Investors are now learning what caused the demand for bullish margin positions to reach a two-year high, despite the fact that the price of BTC has fallen by as much as 26% in the past 90 days. Some traders are concerned that excessive leverage could lead to forced liquidations, especially as $360 million worth of BTC futures positions were wiped out on Thursday.

! Bitcoin long orders on Bitfinex hit 2-year highs: Can the price rise to $100,000?Bitcoin Long Orders on Bitfinex | Source: TradingView On the Bitfinex exchange, demand for long positions has reached its highest level since November 2023, with a total of 83,933 BTC. Although the notional value of these positions amounts to $7.3 billion, borrowing costs remain below 0.01% per year, thanks to Bitfinex’s margin requirements far exceeding the value of the loan. Many traders prefer to use margin instead of futures contracts to avoid the “cost of holding positions,” which currently hover around 5% per year for BTC futures.

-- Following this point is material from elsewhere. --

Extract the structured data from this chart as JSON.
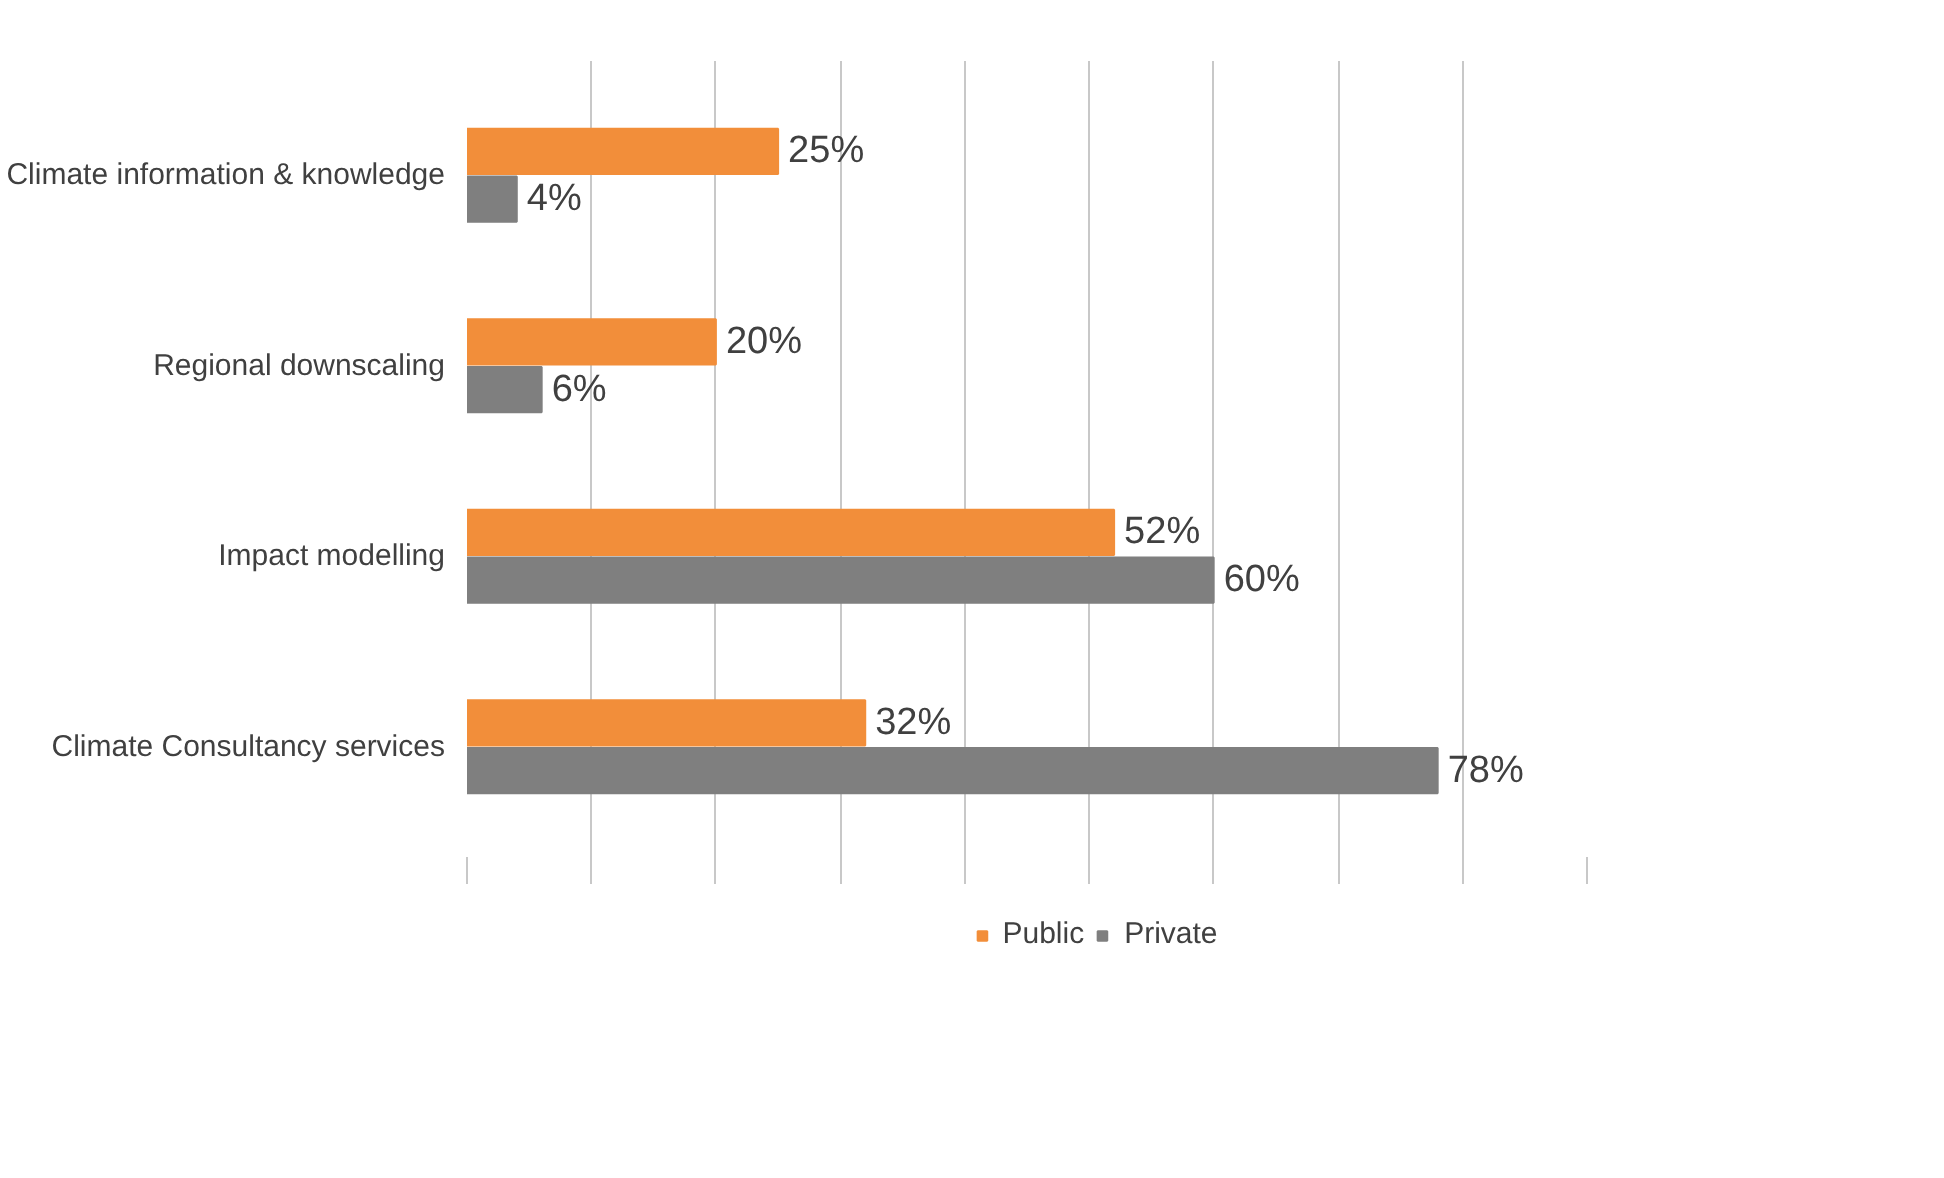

! Bitcoin long orders on Bitfinex hit 2-year highs: Can the price rise to $100,000?Two-month Bitcoin futures annual premium | Source: Laevitas.chTypically, monthly BTC futures trade at an annual spread of 5% to 10% compared to the spot market, due to the extended settlement period. During bullish periods, the index usually crosses the 10% neutral threshold. The last time this happened was in early February 2025, when Bitcoin reached a price of nearly $103,500.

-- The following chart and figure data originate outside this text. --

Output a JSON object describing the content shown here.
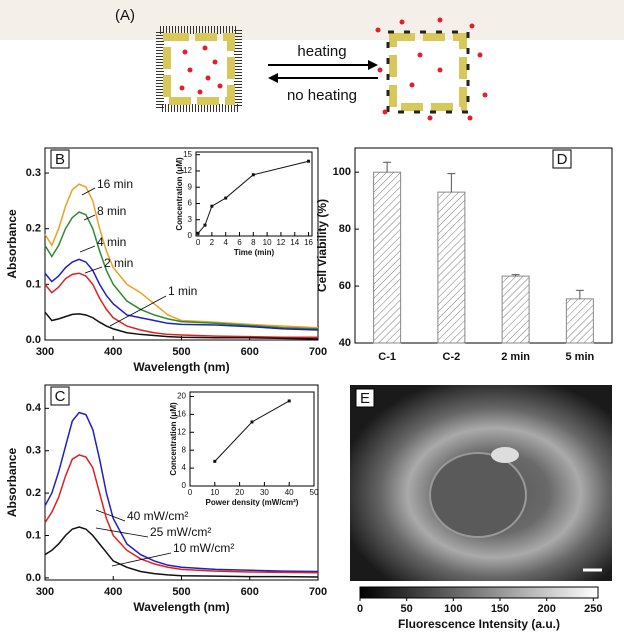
{
  "diagram": {
    "label": "(A)",
    "arrow_top": "heating",
    "arrow_bottom": "no heating"
  },
  "chart_data": [
    {
      "type": "line",
      "panel": "B",
      "xlabel": "Wavelength (nm)",
      "ylabel": "Absorbance",
      "xlim": [
        300,
        700
      ],
      "ylim": [
        0,
        0.345
      ],
      "xticks": [
        300,
        400,
        500,
        600,
        700
      ],
      "yticks": [
        {
          "value": 0,
          "label": "0.0"
        },
        0.1,
        0.2,
        0.3
      ],
      "x": [
        300,
        310,
        320,
        330,
        340,
        350,
        360,
        370,
        380,
        390,
        400,
        420,
        440,
        460,
        480,
        500,
        550,
        600,
        650,
        700
      ],
      "series": [
        {
          "name": "16 min",
          "color": "#f0a020",
          "values": [
            0.19,
            0.17,
            0.2,
            0.24,
            0.27,
            0.28,
            0.275,
            0.25,
            0.2,
            0.16,
            0.13,
            0.1,
            0.085,
            0.065,
            0.045,
            0.035,
            0.032,
            0.028,
            0.025,
            0.022
          ]
        },
        {
          "name": "8 min",
          "color": "#2e8b2e",
          "values": [
            0.17,
            0.15,
            0.17,
            0.2,
            0.22,
            0.23,
            0.225,
            0.2,
            0.16,
            0.125,
            0.1,
            0.07,
            0.055,
            0.045,
            0.038,
            0.033,
            0.03,
            0.026,
            0.022,
            0.02
          ]
        },
        {
          "name": "4 min",
          "color": "#2020c0",
          "values": [
            0.12,
            0.105,
            0.115,
            0.13,
            0.14,
            0.145,
            0.14,
            0.125,
            0.1,
            0.08,
            0.065,
            0.045,
            0.04,
            0.035,
            0.03,
            0.028,
            0.027,
            0.024,
            0.02,
            0.018
          ]
        },
        {
          "name": "2 min",
          "color": "#e02020",
          "values": [
            0.1,
            0.085,
            0.095,
            0.11,
            0.118,
            0.12,
            0.115,
            0.1,
            0.075,
            0.055,
            0.04,
            0.025,
            0.018,
            0.013,
            0.01,
            0.009,
            0.007,
            0.006,
            0.005,
            0.005
          ]
        },
        {
          "name": "1 min",
          "color": "#111111",
          "values": [
            0.05,
            0.035,
            0.038,
            0.042,
            0.046,
            0.047,
            0.045,
            0.04,
            0.032,
            0.025,
            0.02,
            0.013,
            0.01,
            0.008,
            0.006,
            0.005,
            0.004,
            0.004,
            0.003,
            0.002
          ]
        }
      ]
    },
    {
      "type": "line",
      "markers": true,
      "xlabel": "Time (min)",
      "ylabel": "Concentration (μM)",
      "xlim": [
        -0.3,
        16.5
      ],
      "ylim": [
        0,
        15.5
      ],
      "xticks": [
        0,
        2,
        4,
        6,
        8,
        10,
        12,
        14,
        16
      ],
      "yticks": [
        0,
        3,
        6,
        9,
        12,
        15
      ],
      "x": [
        0,
        1,
        2,
        4,
        8,
        16
      ],
      "series": [
        {
          "color": "#111111",
          "values": [
            0.5,
            2,
            5.5,
            7,
            11.3,
            13.8
          ]
        }
      ]
    },
    {
      "type": "line",
      "panel": "C",
      "xlabel": "Wavelength (nm)",
      "ylabel": "Absorbance",
      "xlim": [
        300,
        700
      ],
      "ylim": [
        -0.005,
        0.455
      ],
      "xticks": [
        300,
        400,
        500,
        600,
        700
      ],
      "yticks": [
        {
          "value": 0,
          "label": "0.0"
        },
        0.1,
        0.2,
        0.3,
        0.4
      ],
      "x": [
        300,
        310,
        320,
        330,
        340,
        350,
        360,
        370,
        380,
        390,
        400,
        420,
        440,
        460,
        480,
        500,
        550,
        600,
        650,
        700
      ],
      "series": [
        {
          "name": "40 mW/cm²",
          "color": "#2020c0",
          "values": [
            0.17,
            0.2,
            0.25,
            0.31,
            0.37,
            0.39,
            0.385,
            0.35,
            0.28,
            0.2,
            0.14,
            0.08,
            0.055,
            0.04,
            0.03,
            0.025,
            0.02,
            0.018,
            0.016,
            0.015
          ]
        },
        {
          "name": "25 mW/cm²",
          "color": "#e02020",
          "values": [
            0.13,
            0.155,
            0.19,
            0.24,
            0.28,
            0.29,
            0.285,
            0.26,
            0.2,
            0.14,
            0.1,
            0.065,
            0.045,
            0.033,
            0.025,
            0.02,
            0.016,
            0.014,
            0.013,
            0.012
          ]
        },
        {
          "name": "10 mW/cm²",
          "color": "#111111",
          "values": [
            0.055,
            0.065,
            0.08,
            0.1,
            0.115,
            0.12,
            0.115,
            0.1,
            0.08,
            0.06,
            0.04,
            0.025,
            0.015,
            0.01,
            0.007,
            0.005,
            0.004,
            0.003,
            0.003,
            0.002
          ]
        }
      ]
    },
    {
      "type": "line",
      "markers": true,
      "xlabel": "Power density (mW/cm²)",
      "ylabel": "Concentration (μM)",
      "xlim": [
        0,
        50
      ],
      "ylim": [
        0,
        21
      ],
      "xticks": [
        0,
        10,
        20,
        30,
        40,
        50
      ],
      "yticks": [
        0,
        4,
        8,
        12,
        16,
        20
      ],
      "x": [
        10,
        25,
        40
      ],
      "series": [
        {
          "color": "#111111",
          "values": [
            5.5,
            14.3,
            19
          ]
        }
      ]
    },
    {
      "type": "bar",
      "panel": "D",
      "ylabel": "Cell Viability (%)",
      "ylim": [
        40,
        108.5
      ],
      "yticks": [
        40,
        60,
        80,
        100
      ],
      "categories": [
        "C-1",
        "C-2",
        "2 min",
        "5 min"
      ],
      "values": [
        100,
        93,
        63.5,
        55.5
      ],
      "errors": [
        3.5,
        6.5,
        0.5,
        3
      ],
      "color": "#888888"
    },
    {
      "type": "colorbar",
      "panel": "E",
      "xlabel": "Fluorescence Intensity (a.u.)",
      "xlim": [
        0,
        255
      ],
      "xticks": [
        0,
        50,
        100,
        150,
        200,
        250
      ]
    }
  ]
}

The number of long orders on Bitfinex increased neutrally due to the arbitrage strategy

Professional traders often adopt a “cash and carry” strategy to take advantage of the interest rate differential between the futures and margin markets. Therefore, the net impact of the increase in long-term margin positions on Bitfinex can be seen as neutral, as arbitrage requires selling BTC futures at the same time. Therefore, an increase in margin activity should not be interpreted merely as a forecast of a bullish trend.

Investor sentiment and concerns about AI valuation

The lack of confidence in the Bitcoin investor community partly stems from concerns about overvaluation in the field of artificial intelligence (AI). Sundar Pichai, Google’s CEO, has acknowledged that the sector has “irrational elements” and emphasized the huge energy demands of the growing AI infrastructure. According to the BBC, these sky-high valuations have led many analysts to express skepticism.

Microsoft, with a market capitalization of $3.5 trillion, saw its shares plummet after announcing $625 billion in “remaining performance obligations” — unpaid contracts. According to Fortune, about $280 billion of this is related to OpenAI, leading many to question when Microsoft is both a major investor and a cloud service provider for this organization.

! Bitcoin long orders on Bitfinex hit 2-year highs: Can the price rise to $100,000? Gold/USD price (left) vs. Bitcoin/USD (right), intraday | Source: TradingView## Bitcoin falls with gold’s strong volatility trend

Bitcoin’s decline on Thursday coincided with an 8% plunge in gold prices in less than 30 minutes, although the precious metal recovered half of its losses shortly afterwards. Eric Balchunas, senior ETF analyst at Bloomberg, said the SPDR Gold Shares (GLD US) ETF recorded trading volumes exceeding $25 billion on Thursday, marking a record high.

! Bitcoin long orders on Bitfinex hit 2-year highs: Can the price rise to $100,000?

With the combined market capitalization of gold and silver reaching $43.4 trillion, fears of a “wave of divestment” are growing. This suggests that investors are seeking shelter in scarce assets, although the fixed bond yield remains above 3.5%.

In conclusion, despite the sharp increase in long positions on Bitfinex, on-chain data and derivatives markets have yet to provide clear evidence of a full-blown bullish rally for Bitcoin.